我想了想,据实以答:“嗯,帅气、多金、聪明、多情的男人。”
“多情?”看他的表情,似乎对这个词不太满意。
我说:“你的过去,李阅奇可是都告诉我了,而且巨细无遗。”语带揶揄:“再说,我第一次见到你的时候,你不都已经向我展示了吗?”
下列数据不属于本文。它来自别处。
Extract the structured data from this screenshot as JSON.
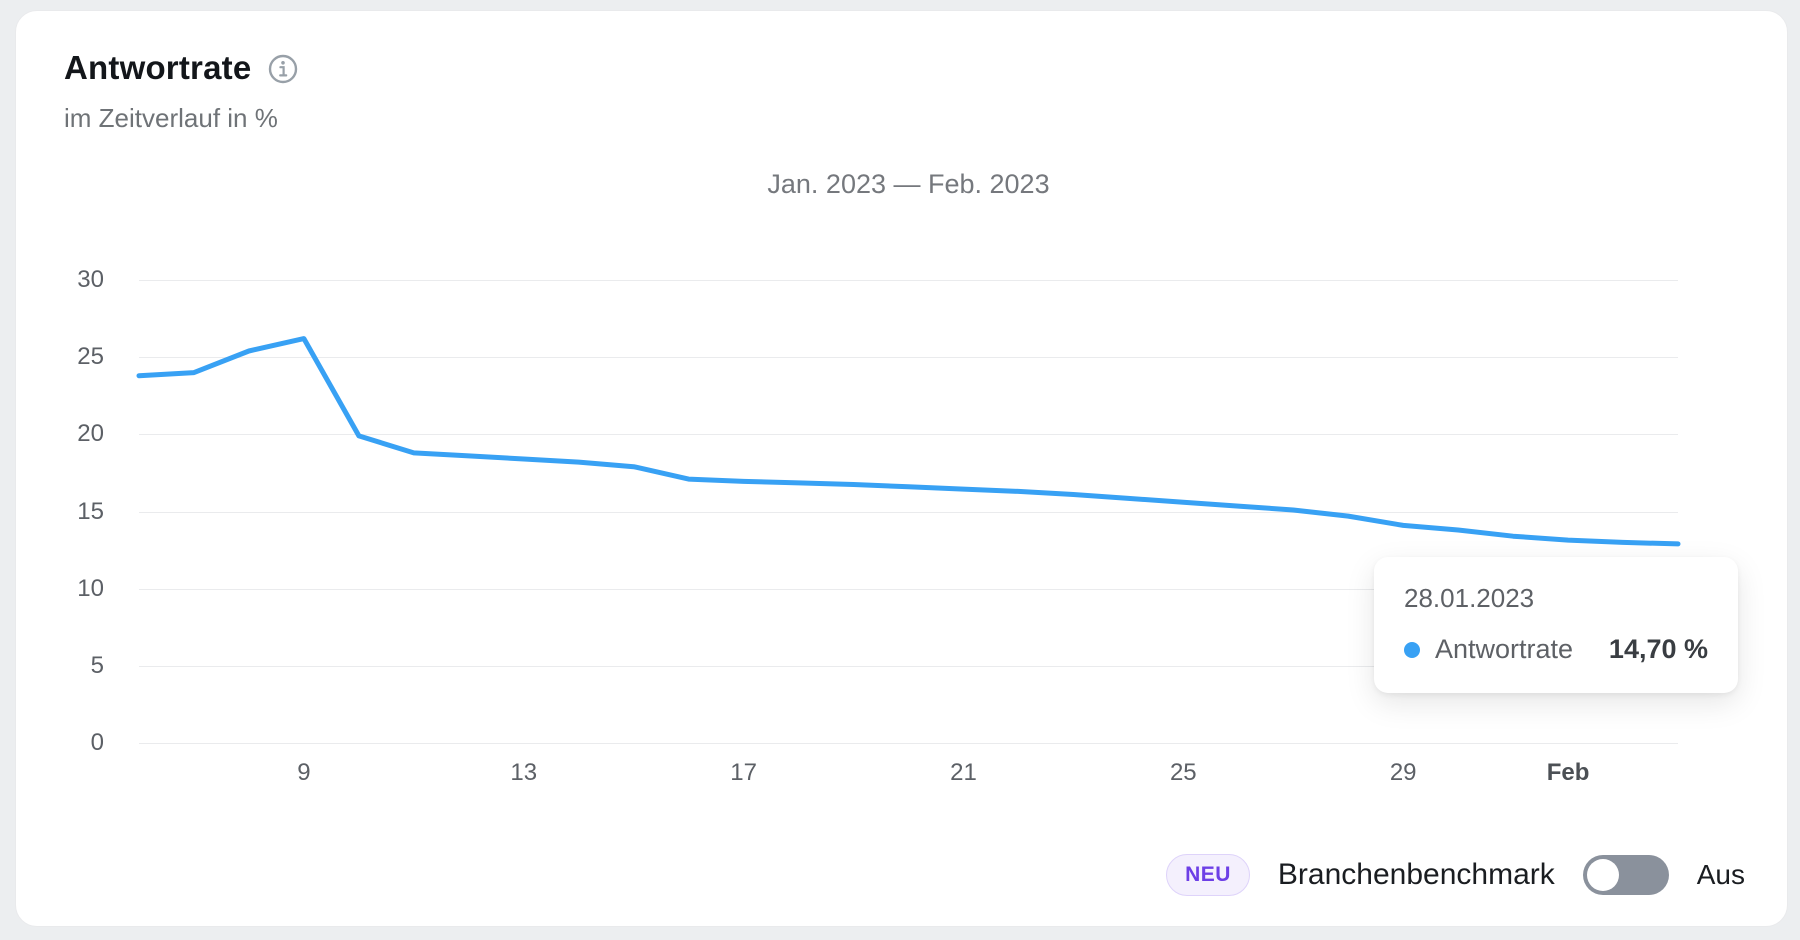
{
  "header": {
    "title": "Antwortrate",
    "subtitle": "im Zeitverlauf in %"
  },
  "chart_data": {
    "type": "line",
    "title": "Jan. 2023 — Feb. 2023",
    "ylabel": "",
    "ylim": [
      0,
      30
    ],
    "yticks": [
      0,
      5,
      10,
      15,
      20,
      25,
      30
    ],
    "grid": "horizontal",
    "x": [
      "06.01.2023",
      "07.01.2023",
      "08.01.2023",
      "09.01.2023",
      "10.01.2023",
      "11.01.2023",
      "12.01.2023",
      "13.01.2023",
      "14.01.2023",
      "15.01.2023",
      "16.01.2023",
      "17.01.2023",
      "18.01.2023",
      "19.01.2023",
      "20.01.2023",
      "21.01.2023",
      "22.01.2023",
      "23.01.2023",
      "24.01.2023",
      "25.01.2023",
      "26.01.2023",
      "27.01.2023",
      "28.01.2023",
      "29.01.2023",
      "30.01.2023",
      "31.01.2023",
      "01.02.2023",
      "02.02.2023",
      "03.02.2023"
    ],
    "xticks": [
      {
        "index": 3,
        "label": "9",
        "bold": false
      },
      {
        "index": 7,
        "label": "13",
        "bold": false
      },
      {
        "index": 11,
        "label": "17",
        "bold": false
      },
      {
        "index": 15,
        "label": "21",
        "bold": false
      },
      {
        "index": 19,
        "label": "25",
        "bold": false
      },
      {
        "index": 23,
        "label": "29",
        "bold": false
      },
      {
        "index": 26,
        "label": "Feb",
        "bold": true
      }
    ],
    "series": [
      {
        "name": "Antwortrate",
        "color": "#38a1f4",
        "values": [
          23.8,
          24.0,
          25.4,
          26.2,
          19.9,
          18.8,
          18.6,
          18.4,
          18.2,
          17.9,
          17.1,
          16.95,
          16.85,
          16.75,
          16.6,
          16.45,
          16.3,
          16.1,
          15.85,
          15.6,
          15.35,
          15.1,
          14.7,
          14.1,
          13.8,
          13.4,
          13.15,
          13.0,
          12.9
        ]
      }
    ],
    "legend_position": "none"
  },
  "tooltip": {
    "date": "28.01.2023",
    "series_label": "Antwortrate",
    "value": "14,70 %"
  },
  "footer": {
    "badge": "NEU",
    "label": "Branchenbenchmark",
    "toggle_on": false,
    "toggle_state_label": "Aus"
  },
  "colors": {
    "line": "#38a1f4",
    "badge_text": "#6d3fe6",
    "badge_bg": "#f4f0fd",
    "badge_border": "#ded3fa",
    "toggle_track": "#8a919c",
    "grid": "#eaebed",
    "axis_text": "#5c6066",
    "icon_gray": "#98a0a8"
  }
}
他有些懊恼,尴尬地笑了笑,然后自嘲着说:“看来我的荒诞过往,已经是遗臭万年。”
看他是真有几分介怀,于是我洒脱地说:“不要紧,你的未婚妻我大度得很,绝对既往不咎,放心吧。”
“真的?”他望着我的眼睛。
我点头:“当然。”
不知道为什么,聂少川听完我的话脸色不但没有好起来,反而有更加难看的趋势。我没明白出了什么问题,也懒得问,就转头专心盯着台上的歌剧了。
过了一会儿,等脸色恢复平静,他才开口说:“其实今天,是我的生日。”
我侧头看他:“真的?你怎么不早说?”
他一脸淡然:“现在也不晚啊。”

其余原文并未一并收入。